Mittwoch, 20. April 2011

Motorradfahrer stirbt durch Ölpfütze: Polizei vermutet Anschlag

Motorradfahrer stirbt durch Ölpfütze: Polizei vermutet Anschlag: Am vergangenen Wochenende kam ein Motorradfahrer im Unterallgäu ums Leben. Der 37-jährige war auf der Staatsstraße zwischen Markt Rettenbach und Ottobeuren unterwegs. In einer Rechtskurve befuhr er jedoch ein Ölspur, der er nicht mehr ausweichen konnte.

Der Motorradfahrer verlor daraufhin die Kontrolle über sein Fahrzeug und prallte frontal gegen ein entgegenkommendes Auto. Der 37-jährige verstarb noch am Unfallort. Nun prüft die Polizei die Unfallumstände und geht davon aus, dass es sich um einen regelrechten Anschlag auf Motorradfahrer handelte.
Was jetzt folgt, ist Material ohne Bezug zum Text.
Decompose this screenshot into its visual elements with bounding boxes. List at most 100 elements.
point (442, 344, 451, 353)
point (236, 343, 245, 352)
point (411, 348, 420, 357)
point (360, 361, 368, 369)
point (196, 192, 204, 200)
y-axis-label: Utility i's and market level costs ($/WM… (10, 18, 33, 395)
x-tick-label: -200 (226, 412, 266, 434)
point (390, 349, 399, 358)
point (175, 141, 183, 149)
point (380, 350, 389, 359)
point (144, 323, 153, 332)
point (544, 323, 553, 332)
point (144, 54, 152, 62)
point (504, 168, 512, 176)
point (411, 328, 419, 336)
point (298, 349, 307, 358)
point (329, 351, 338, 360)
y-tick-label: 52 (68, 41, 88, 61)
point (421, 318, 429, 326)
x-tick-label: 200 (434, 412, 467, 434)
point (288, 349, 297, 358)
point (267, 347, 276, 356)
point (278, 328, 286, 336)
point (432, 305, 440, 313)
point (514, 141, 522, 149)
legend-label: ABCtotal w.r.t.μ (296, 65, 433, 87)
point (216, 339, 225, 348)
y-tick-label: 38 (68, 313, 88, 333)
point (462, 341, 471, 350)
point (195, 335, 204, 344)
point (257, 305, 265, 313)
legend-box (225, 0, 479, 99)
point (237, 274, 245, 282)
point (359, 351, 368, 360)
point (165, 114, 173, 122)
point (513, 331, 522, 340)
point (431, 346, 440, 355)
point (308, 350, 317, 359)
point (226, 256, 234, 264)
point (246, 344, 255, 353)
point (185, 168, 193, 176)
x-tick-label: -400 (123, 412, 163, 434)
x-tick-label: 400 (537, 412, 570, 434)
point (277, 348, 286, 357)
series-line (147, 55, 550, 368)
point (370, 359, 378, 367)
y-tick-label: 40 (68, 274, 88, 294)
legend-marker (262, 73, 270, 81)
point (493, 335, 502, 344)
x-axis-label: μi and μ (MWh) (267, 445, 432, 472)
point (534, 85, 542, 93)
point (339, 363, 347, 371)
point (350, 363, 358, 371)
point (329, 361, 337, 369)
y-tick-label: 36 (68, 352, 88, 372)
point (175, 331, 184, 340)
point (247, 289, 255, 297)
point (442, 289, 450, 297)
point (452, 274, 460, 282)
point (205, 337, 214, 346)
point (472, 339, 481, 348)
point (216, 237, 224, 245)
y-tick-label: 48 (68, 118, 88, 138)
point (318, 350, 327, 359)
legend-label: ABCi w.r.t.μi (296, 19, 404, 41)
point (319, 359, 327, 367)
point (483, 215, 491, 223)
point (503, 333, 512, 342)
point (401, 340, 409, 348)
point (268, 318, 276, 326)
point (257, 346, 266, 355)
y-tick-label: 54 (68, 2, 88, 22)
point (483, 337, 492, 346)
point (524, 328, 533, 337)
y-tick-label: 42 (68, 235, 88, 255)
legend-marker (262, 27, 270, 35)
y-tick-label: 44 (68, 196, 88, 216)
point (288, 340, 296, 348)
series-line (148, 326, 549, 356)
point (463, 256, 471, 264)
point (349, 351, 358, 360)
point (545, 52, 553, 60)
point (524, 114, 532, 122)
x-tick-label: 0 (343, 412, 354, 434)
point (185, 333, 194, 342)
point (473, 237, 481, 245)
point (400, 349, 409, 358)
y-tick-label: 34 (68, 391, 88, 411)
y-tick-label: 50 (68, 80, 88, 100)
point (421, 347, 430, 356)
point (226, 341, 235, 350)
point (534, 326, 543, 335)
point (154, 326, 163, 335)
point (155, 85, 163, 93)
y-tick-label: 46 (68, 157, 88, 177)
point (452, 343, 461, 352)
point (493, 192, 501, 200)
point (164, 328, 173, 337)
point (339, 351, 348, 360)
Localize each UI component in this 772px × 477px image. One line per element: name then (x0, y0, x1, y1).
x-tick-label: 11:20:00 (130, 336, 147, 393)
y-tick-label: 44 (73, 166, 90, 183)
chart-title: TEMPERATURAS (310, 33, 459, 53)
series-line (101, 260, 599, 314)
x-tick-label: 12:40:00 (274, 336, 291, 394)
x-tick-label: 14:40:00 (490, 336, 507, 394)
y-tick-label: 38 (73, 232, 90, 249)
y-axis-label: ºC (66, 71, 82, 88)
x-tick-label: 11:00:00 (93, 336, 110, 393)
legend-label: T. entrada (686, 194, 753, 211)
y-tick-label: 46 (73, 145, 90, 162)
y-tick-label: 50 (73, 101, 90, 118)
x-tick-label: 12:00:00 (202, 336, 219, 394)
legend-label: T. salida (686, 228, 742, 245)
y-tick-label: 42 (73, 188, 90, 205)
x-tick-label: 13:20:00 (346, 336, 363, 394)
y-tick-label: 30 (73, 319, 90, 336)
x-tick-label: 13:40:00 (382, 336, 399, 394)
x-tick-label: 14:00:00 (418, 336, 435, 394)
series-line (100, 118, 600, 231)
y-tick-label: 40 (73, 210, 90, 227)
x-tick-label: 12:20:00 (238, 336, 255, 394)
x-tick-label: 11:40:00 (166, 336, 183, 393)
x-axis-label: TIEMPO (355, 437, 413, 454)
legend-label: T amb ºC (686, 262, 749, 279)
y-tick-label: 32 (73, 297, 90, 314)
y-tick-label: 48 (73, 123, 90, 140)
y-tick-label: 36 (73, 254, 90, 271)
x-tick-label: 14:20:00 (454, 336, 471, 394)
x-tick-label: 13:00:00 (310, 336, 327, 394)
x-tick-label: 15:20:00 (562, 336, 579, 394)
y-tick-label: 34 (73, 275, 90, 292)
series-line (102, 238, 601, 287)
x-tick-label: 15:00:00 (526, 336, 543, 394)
Offenbar wurde die Ölspur, in die der Motorradfahrer geriet, wie auch die anderen, die auf der Straße gefunden worden, absichtlich gelegt. Ein Polizeisprecher sagte am Dienstag: "Die Ölspuren sind weit verstreut und finden sich an verschiedenen Orts- und Kreisstraßen, sodass wir von Vorsatz ausgehen."

Ein bisher noch unbekannter Täter soll mehrere Glasflaschen mit Öl darin aus dem Auto geworfen haben, welche auf der Straße zerschlugen. Das Öl breitete sich daraufhin auf dem Asphalt aus. Neben jedem Ölfleck entdeckte man auch Glassplitter, weshalb die Ermittler auf die Theorie mit den Glasflaschen kamen.

Sowohl die Splitter, als auch die Flüssigkeit wird nun vom Landeskriminalamt München überprüft. Die Polizei überwacht nun vermehrt Strecken, die bei Motorradfahrern sehr beliebt sind.